If English is your second language, you most likely are pronouncing the “r” very differently than how it is pronounced in English. Most languages use the tip of the tongue to form the “r” and the lips remain flat and relaxed. The tongue tip quickly hits the roof of the mouth just behind the upper front teeth either once, which is called “rolling”, or several times, which is called “trilling.” Languages such as Spanish, Russian, Arabic, and Portuguese are just a few that form the “r” in this way. Other languages, such as German and French form the “r” with the back of the tongue against the back of the throat, with the lips again remaining flat and relaxed.

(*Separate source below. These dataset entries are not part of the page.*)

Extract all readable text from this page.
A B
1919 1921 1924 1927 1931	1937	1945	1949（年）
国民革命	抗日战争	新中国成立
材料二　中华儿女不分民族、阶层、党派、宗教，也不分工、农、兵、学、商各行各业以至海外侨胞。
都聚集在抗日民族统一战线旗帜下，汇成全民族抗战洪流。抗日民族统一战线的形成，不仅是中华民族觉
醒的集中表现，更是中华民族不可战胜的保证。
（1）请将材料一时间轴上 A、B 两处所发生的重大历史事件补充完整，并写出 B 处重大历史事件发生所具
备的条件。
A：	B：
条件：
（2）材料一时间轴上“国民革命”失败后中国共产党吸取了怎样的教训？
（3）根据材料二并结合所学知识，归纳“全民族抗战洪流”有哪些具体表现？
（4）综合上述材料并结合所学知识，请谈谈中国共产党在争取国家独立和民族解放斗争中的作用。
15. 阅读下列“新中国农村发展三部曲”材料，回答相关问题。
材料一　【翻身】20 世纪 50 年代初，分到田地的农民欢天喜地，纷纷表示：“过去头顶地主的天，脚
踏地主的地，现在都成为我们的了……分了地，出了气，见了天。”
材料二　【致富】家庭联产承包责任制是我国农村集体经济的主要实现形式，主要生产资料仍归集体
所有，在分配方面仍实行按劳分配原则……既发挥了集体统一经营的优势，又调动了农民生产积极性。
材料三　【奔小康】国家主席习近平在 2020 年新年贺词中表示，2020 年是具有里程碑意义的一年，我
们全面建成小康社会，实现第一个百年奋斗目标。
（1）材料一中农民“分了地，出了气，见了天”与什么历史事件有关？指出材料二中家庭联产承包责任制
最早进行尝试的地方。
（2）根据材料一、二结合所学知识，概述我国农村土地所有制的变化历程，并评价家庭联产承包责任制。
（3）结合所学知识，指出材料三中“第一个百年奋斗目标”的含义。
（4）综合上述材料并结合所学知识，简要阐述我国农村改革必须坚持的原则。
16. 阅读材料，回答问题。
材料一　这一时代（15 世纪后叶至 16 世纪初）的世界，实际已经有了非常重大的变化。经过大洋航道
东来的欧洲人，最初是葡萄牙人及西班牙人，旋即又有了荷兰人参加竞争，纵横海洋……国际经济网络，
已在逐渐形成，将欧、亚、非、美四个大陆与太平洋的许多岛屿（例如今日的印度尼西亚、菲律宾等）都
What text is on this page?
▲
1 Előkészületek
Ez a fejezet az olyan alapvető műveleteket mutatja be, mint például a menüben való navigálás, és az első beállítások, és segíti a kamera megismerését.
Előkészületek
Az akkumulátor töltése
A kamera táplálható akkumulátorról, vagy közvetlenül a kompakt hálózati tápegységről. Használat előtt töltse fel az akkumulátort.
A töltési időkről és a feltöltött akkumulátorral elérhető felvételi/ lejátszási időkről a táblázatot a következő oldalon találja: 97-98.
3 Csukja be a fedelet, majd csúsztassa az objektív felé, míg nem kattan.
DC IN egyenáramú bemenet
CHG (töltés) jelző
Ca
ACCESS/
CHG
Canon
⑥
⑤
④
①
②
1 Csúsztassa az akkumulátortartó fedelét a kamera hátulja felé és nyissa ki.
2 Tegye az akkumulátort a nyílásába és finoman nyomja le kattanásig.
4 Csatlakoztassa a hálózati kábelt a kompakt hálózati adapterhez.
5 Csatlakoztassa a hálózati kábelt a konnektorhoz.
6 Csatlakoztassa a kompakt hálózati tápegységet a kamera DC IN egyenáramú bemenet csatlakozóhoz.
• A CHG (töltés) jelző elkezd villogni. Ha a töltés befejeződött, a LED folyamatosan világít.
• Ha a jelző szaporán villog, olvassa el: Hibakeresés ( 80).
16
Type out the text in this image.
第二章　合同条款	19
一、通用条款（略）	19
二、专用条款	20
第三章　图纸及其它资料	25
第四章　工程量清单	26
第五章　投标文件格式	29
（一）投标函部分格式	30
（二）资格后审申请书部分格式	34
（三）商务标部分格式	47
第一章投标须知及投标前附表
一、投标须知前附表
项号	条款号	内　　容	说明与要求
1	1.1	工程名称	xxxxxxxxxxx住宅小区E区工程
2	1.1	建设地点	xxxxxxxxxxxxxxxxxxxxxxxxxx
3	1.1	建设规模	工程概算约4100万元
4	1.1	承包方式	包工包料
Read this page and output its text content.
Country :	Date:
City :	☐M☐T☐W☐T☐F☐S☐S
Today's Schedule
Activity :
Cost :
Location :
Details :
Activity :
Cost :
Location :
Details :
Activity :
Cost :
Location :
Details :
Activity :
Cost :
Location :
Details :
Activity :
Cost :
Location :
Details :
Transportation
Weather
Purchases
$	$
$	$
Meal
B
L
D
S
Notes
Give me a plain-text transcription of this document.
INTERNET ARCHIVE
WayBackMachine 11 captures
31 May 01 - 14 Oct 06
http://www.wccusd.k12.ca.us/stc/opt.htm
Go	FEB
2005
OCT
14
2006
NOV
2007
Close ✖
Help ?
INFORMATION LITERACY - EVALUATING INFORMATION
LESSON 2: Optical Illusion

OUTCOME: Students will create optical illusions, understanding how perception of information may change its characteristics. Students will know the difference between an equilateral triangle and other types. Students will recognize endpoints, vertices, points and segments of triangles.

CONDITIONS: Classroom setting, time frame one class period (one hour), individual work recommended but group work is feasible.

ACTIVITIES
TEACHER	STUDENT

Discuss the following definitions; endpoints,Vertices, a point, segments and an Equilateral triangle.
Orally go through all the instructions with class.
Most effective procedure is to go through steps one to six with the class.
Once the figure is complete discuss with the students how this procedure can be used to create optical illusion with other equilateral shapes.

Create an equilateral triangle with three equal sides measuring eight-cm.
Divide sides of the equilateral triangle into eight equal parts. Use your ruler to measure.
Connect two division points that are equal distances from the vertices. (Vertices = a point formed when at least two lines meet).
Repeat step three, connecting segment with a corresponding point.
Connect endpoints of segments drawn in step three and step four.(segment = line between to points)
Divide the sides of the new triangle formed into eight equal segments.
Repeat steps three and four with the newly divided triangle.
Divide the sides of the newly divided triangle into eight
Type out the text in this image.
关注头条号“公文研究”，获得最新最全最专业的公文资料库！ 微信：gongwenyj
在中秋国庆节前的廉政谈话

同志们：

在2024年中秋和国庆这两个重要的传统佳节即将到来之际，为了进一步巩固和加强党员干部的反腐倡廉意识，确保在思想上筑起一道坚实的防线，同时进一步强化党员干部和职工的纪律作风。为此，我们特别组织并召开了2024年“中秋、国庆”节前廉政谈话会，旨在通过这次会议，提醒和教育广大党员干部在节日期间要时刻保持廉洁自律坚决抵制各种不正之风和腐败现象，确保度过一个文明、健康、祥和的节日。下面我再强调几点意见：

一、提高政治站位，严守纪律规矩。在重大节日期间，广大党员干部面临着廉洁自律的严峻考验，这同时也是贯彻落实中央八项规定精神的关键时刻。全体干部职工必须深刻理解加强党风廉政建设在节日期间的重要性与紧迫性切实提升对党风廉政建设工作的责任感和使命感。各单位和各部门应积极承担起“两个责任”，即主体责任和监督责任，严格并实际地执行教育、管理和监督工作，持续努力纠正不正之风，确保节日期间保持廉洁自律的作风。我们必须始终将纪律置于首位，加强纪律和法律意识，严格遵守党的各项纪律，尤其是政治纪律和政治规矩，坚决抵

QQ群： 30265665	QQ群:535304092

To form the American English “r”, follow these simple steps:
- Place your lips in a circle. Do not forget this step, as it is a very important one! As soon as you make a circle with your lips, your lower jaw will automatically move slightly forward. It is not something that you will need to force your jaw to do; this occurs naturally. It is important, however, to be aware of the movements your lower jaw makes as you form the “r” sound.
- Keep your teeth fairly close together; they should only be slightly separated.
- With your lips, teeth, and jaw in place, raise the front of your tongue up toward the roof of your mouth, but not touching it. This is the most difficult part! If your tongue tip touches anything, it will sound like rolling and will be different from the American English “r."